A short interest ratio is the number of shares or units of a security that have been sold short and not yet covered or repurchased. It is typically expressed as a percentage of the average daily trading volume.

How Does a Short Interest Ratio Work?

Let's assume that Company XYZ has 3 million shares sold short and 30 million shares traded on average every day. By using this information, we can calculate that Company XYZ's short interest ratio is:

Short Interest Ratio = 3,000,000/30,000,000 = 10%

Many financial publications and websites report the short interest ratios for various stocks and securities at the middle and end of each month.
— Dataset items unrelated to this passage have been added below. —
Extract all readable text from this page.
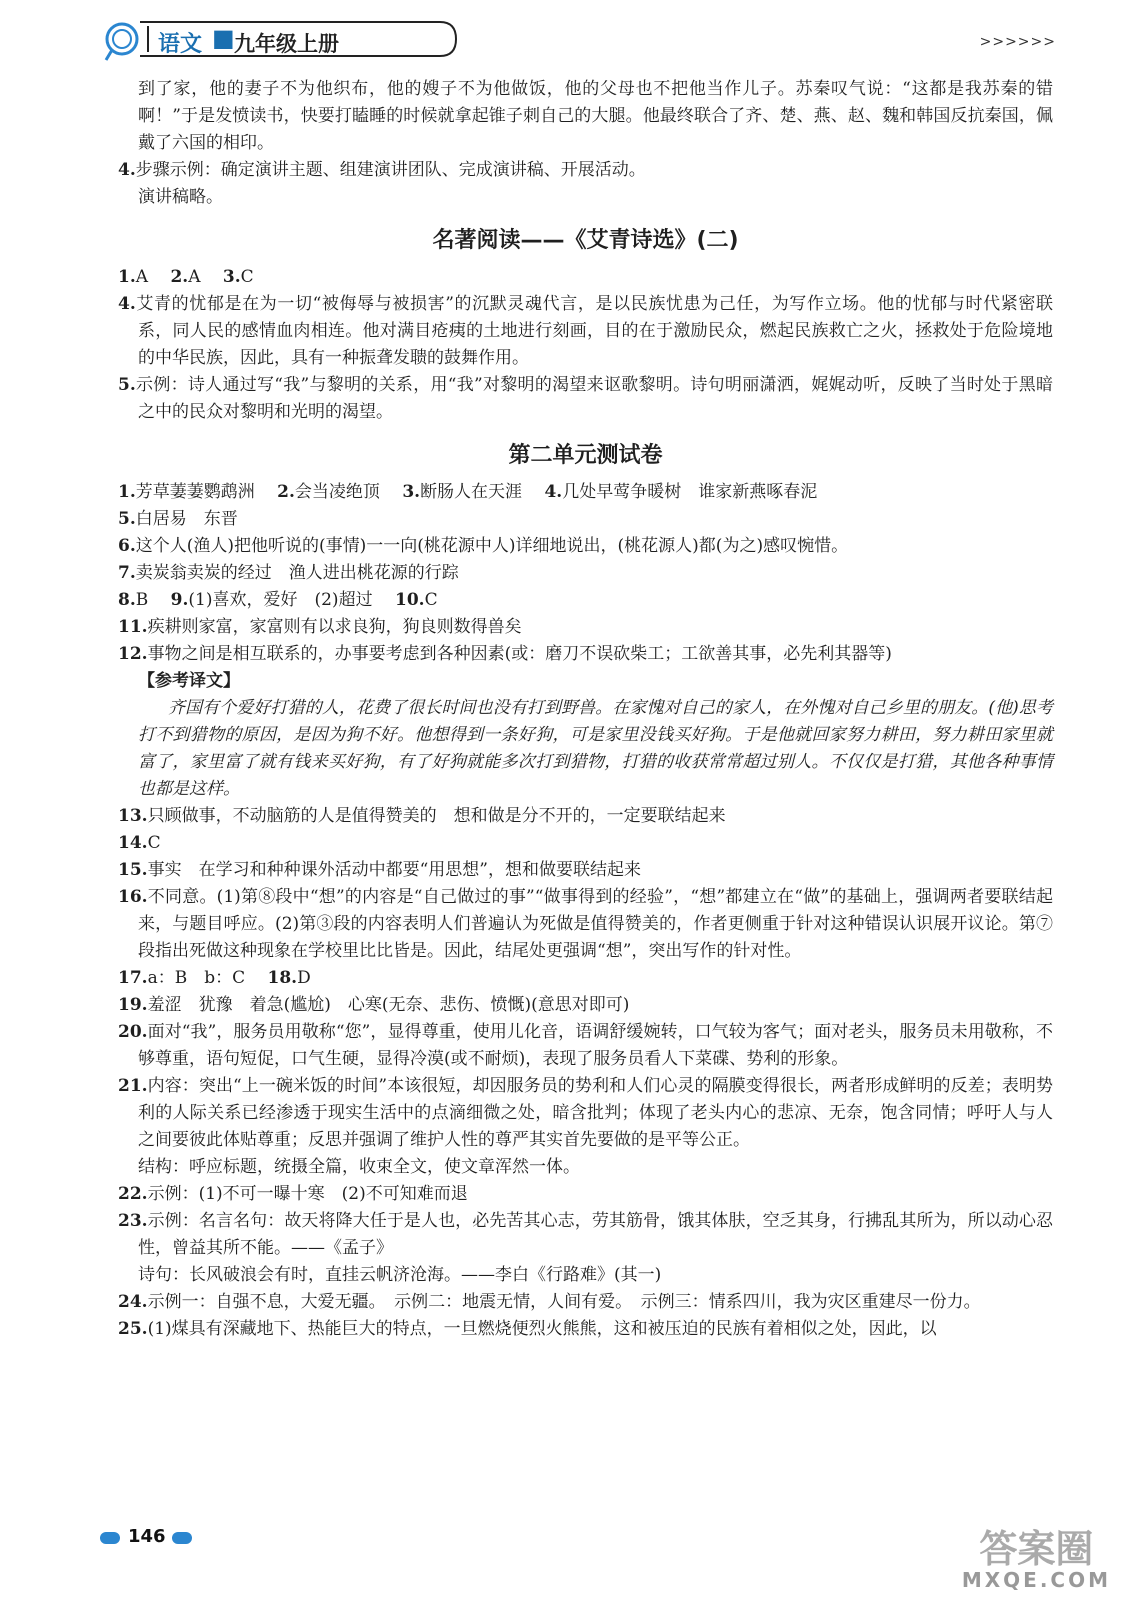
语文 ■ 九年级上册	>>>>>>

到了家，他的妻子不为他织布，他的嫂子不为他做饭，他的父母也不把他当作儿子。苏秦叹气说：“这都是我苏秦的错啊！”于是发愤读书，快要打瞌睡的时候就拿起锥子刺自己的大腿。他最终联合了齐、楚、燕、赵、魏和韩国反抗秦国，佩戴了六国的相印。

4.步骤示例：确定演讲主题、组建演讲团队、完成演讲稿、开展活动。

演讲稿略。

名著阅读——《艾青诗选》(二)

1.A　 2.A　 3.C

4.艾青的忧郁是在为一切“被侮辱与被损害”的沉默灵魂代言，是以民族忧患为己任，为写作立场。他的忧郁与时代紧密联系，同人民的感情血肉相连。他对满目疮痍的土地进行刻画，目的在于激励民众，燃起民族救亡之火，拯救处于危险境地的中华民族，因此，具有一种振聋发聩的鼓舞作用。

5.示例：诗人通过写“我”与黎明的关系，用“我”对黎明的渴望来讴歌黎明。诗句明丽潇洒，娓娓动听，反映了当时处于黑暗之中的民众对黎明和光明的渴望。

第二单元测试卷

1.芳草萋萋鹦鹉洲　 2.会当凌绝顶　 3.断肠人在天涯　 4.几处早莺争暖树　谁家新燕啄春泥

5.白居易　东晋

6.这个人(渔人)把他听说的(事情)一一向(桃花源中人)详细地说出，(桃花源人)都(为之)感叹惋惜。

7.卖炭翁卖炭的经过　渔人进出桃花源的行踪

8.B　 9.(1)喜欢，爱好　(2)超过　 10.C

11.疾耕则家富，家富则有以求良狗，狗良则数得兽矣

12.事物之间是相互联系的，办事要考虑到各种因素(或：磨刀不误砍柴工；工欲善其事，必先利其器等)

【参考译文】

齐国有个爱好打猎的人，花费了很长时间也没有打到野兽。在家愧对自己的家人，在外愧对自己乡里的朋友。(他)思考打不到猎物的原因，是因为狗不好。他想得到一条好狗，可是家里没钱买好狗。于是他就回家努力耕田，努力耕田家里就富了，家里富了就有钱来买好狗，有了好狗就能多次打到猎物，打猎的收获常常超过别人。不仅仅是打猎，其他各种事情也都是这样。

13.只顾做事，不动脑筋的人是值得赞美的　想和做是分不开的，一定要联结起来

14.C

15.事实　在学习和种种课外活动中都要“用思想”，想和做要联结起来

16.不同意。(1)第⑧段中“想”的内容是“自己做过的事”“做事得到的经验”，“想”都建立在“做”的基础上，强调两者要联结起来，与题目呼应。(2)第③段的内容表明人们普遍认为死做是值得赞美的，作者更侧重于针对这种错误认识展开议论。第⑦段指出死做这种现象在学校里比比皆是。因此，结尾处更强调“想”，突出写作的针对性。

17.a：B　b：C　 18.D

19.羞涩　犹豫　着急(尴尬)　心寒(无奈、悲伤、愤慨)(意思对即可)

20.面对“我”，服务员用敬称“您”，显得尊重，使用儿化音，语调舒缓婉转，口气较为客气；面对老头，服务员未用敬称，不够尊重，语句短促，口气生硬，显得冷漠(或不耐烦)，表现了服务员看人下菜碟、势利的形象。

21.内容：突出“上一碗米饭的时间”本该很短，却因服务员的势利和人们心灵的隔膜变得很长，两者形成鲜明的反差；表明势利的人际关系已经渗透于现实生活中的点滴细微之处，暗含批判；体现了老头内心的悲凉、无奈，饱含同情；呼吁人与人之间要彼此体贴尊重；反思并强调了维护人性的尊严其实首先要做的是平等公正。

结构：呼应标题，统摄全篇，收束全文，使文章浑然一体。

22.示例：(1)不可一曝十寒　(2)不可知难而退

23.示例：名言名句：故天将降大任于是人也，必先苦其心志，劳其筋骨，饿其体肤，空乏其身，行拂乱其所为，所以动心忍性，曾益其所不能。——《孟子》

诗句：长风破浪会有时，直挂云帆济沧海。——李白《行路难》(其一)

24.示例一：自强不息，大爱无疆。　示例二：地震无情，人间有爱。　示例三：情系四川，我为灾区重建尽一份力。

25.(1)煤具有深藏地下、热能巨大的特点，一旦燃烧便烈火熊熊，这和被压迫的民族有着相似之处，因此，以

146	答案圈
MXQE.COM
Why Does a Short Interest Ratio Matter?

Short interest, and by extension the short interest ratio, is an indicator of bearish sentiment for the market as a whole and for particular securities. Though short interest ratios should be just one of several factors investors should consider when buying or selling, some analysts believe that securities with low short interest ratios are less likely to experience price declines and short squeezes.

However, other analysts believe that securities with high short interest ratios are more likely to increase in price because eventually the short sellers will have to buy the security to cover their short positions. Either way, large changes in a security's short interest ratio often indicate big changes in investor sentiment, which is something worth investigating regardless of whether an investor intends to short a stock or not.